Airlines commonly schedule more flights than the FAA can reliably handle. Duffy noted that looking out 45 days reveals schedules roughly 50% over capacity. He said newer software would enable the FAA to shift and space flights proactively to reduce delay risk.
"This tool lets us see and then spread flights in a way that allows for way less disruption," Duffy said. "We could fix this."
A 2023 report found that the FAA’s communications system has been outdated for years and that many systems can no longer be maintained because spare parts are unavailable. A separate review found that of the FAA’s 138 air traffic control telecommunications systems, 51 were judged unsustainable.
At an event on Tuesday, Duffy outlined progress already made: nearly 50% of copper wiring has been replaced, 270 radio sites have been converted nationwide, surface awareness systems have been installed at 54 airports, and 17 towers have moved to electronic flight strips.
"Rebuilding the infrastructure of our aviation system is not too big for America. We can actually get this done," Duffy told an aviation audience.

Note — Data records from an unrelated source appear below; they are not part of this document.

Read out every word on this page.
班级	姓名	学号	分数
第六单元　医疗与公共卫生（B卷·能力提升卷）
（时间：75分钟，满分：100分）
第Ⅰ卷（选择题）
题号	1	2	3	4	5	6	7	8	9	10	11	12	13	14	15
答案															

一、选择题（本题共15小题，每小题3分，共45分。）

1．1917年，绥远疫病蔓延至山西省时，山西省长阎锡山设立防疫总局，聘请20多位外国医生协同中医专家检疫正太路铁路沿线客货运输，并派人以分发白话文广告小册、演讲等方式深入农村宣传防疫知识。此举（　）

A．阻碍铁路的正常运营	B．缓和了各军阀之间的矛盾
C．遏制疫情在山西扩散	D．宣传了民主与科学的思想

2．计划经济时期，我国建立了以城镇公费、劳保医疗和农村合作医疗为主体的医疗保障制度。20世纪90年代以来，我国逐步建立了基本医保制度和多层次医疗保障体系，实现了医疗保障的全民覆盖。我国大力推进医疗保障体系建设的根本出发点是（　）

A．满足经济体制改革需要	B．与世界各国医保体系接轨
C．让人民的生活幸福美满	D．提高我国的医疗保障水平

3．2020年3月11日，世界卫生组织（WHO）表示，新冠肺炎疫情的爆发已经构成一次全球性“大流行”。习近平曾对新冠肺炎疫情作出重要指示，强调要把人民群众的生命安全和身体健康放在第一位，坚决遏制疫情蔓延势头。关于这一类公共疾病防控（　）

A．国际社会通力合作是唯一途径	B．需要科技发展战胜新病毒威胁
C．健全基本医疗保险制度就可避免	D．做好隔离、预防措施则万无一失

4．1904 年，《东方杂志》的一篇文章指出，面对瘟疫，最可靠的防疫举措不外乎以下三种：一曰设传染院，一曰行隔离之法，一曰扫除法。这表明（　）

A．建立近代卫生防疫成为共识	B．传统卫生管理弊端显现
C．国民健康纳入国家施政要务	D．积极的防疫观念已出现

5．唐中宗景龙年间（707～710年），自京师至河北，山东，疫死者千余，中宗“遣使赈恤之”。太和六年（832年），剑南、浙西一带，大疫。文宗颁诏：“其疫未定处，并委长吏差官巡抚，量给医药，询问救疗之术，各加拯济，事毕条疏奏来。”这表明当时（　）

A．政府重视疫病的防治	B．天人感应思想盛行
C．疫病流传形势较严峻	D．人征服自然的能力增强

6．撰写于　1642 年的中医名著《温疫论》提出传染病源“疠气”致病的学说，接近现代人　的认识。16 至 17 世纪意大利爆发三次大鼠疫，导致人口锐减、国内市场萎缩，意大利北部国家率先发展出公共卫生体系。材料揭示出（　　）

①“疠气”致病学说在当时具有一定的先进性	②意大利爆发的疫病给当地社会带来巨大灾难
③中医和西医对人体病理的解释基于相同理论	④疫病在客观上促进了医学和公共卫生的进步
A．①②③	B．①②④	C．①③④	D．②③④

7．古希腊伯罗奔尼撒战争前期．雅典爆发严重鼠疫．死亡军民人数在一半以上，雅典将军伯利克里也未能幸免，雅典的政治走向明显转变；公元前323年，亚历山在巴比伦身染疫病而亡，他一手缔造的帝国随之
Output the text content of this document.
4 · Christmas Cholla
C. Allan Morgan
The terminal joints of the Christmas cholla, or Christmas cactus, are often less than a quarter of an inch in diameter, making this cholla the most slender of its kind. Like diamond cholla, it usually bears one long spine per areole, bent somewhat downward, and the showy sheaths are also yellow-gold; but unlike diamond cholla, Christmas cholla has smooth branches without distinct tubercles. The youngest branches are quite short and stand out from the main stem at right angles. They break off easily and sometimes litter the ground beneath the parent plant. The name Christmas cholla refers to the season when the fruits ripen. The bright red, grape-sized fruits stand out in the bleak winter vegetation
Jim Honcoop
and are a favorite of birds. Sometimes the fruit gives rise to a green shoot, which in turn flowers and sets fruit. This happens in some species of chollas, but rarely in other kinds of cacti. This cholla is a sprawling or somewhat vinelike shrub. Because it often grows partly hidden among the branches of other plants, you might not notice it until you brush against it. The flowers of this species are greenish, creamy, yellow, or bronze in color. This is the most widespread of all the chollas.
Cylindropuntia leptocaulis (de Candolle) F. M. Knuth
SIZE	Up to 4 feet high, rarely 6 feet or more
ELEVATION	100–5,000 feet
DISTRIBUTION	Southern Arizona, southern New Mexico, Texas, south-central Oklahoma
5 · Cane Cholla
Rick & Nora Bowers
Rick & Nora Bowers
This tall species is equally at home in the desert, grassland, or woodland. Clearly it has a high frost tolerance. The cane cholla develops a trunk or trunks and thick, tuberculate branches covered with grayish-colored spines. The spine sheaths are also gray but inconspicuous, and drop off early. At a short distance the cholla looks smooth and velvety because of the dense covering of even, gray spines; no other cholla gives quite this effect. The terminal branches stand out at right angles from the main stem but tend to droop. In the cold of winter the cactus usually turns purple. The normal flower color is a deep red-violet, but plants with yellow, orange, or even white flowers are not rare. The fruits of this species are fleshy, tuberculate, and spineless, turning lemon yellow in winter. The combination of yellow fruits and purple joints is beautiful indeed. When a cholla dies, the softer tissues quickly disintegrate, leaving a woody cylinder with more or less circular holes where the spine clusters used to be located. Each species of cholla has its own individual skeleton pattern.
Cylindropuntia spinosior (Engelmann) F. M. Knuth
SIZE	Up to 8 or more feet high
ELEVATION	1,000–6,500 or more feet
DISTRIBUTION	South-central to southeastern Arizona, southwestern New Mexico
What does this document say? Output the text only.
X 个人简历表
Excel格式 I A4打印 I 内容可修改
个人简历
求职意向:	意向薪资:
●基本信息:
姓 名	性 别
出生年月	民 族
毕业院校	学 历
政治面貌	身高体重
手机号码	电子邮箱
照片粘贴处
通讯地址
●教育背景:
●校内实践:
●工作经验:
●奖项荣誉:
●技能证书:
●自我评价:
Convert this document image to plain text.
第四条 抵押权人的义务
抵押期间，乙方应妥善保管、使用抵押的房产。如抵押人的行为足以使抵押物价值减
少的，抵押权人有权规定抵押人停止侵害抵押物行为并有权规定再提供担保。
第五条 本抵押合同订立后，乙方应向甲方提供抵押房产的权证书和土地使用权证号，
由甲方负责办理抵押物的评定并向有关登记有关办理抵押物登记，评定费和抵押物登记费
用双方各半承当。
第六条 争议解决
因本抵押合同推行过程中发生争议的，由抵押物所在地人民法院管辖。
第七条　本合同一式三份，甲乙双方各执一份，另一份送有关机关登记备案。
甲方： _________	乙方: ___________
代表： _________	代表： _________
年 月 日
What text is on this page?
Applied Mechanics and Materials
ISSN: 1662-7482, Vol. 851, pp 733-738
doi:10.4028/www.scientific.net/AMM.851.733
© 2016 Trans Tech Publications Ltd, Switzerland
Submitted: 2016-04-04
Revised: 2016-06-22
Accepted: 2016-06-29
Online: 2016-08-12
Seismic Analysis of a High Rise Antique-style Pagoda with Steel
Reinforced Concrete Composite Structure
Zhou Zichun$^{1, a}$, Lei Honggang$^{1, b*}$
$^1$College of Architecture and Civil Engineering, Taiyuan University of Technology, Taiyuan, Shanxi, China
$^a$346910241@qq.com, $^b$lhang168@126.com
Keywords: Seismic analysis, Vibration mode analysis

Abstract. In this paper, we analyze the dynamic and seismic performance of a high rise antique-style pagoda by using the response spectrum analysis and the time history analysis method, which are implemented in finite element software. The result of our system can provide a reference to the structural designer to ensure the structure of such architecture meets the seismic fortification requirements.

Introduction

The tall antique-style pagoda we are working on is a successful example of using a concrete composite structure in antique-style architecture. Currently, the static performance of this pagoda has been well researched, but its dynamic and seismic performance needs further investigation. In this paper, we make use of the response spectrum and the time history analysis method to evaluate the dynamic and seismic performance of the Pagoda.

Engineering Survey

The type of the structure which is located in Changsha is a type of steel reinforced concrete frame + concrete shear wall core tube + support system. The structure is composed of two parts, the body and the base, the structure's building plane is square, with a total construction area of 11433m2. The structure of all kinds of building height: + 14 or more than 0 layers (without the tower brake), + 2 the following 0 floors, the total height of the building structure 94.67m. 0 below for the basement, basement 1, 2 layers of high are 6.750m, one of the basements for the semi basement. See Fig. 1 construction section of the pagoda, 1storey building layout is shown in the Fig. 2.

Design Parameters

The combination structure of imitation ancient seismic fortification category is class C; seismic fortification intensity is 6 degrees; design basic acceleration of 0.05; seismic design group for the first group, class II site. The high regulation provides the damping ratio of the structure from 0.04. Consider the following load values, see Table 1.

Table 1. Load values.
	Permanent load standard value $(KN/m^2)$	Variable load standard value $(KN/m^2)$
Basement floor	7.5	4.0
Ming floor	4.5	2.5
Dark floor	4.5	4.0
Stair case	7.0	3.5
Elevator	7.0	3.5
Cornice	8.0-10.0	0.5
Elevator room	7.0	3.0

The FAA said that by the end of 2028 airports will have 5,000 new high-speed network connections using fiber, satellite and wireless technologies, 27,000 new radios and 612 state-of-the-art radars.
Context note: The funding request is presented as the next step in an ongoing modernization effort that has already received significant congressional support, and the administration is emphasizing software development and targeted infrastructure upgrades as central to reducing recurrent system failures and capacity shortfalls.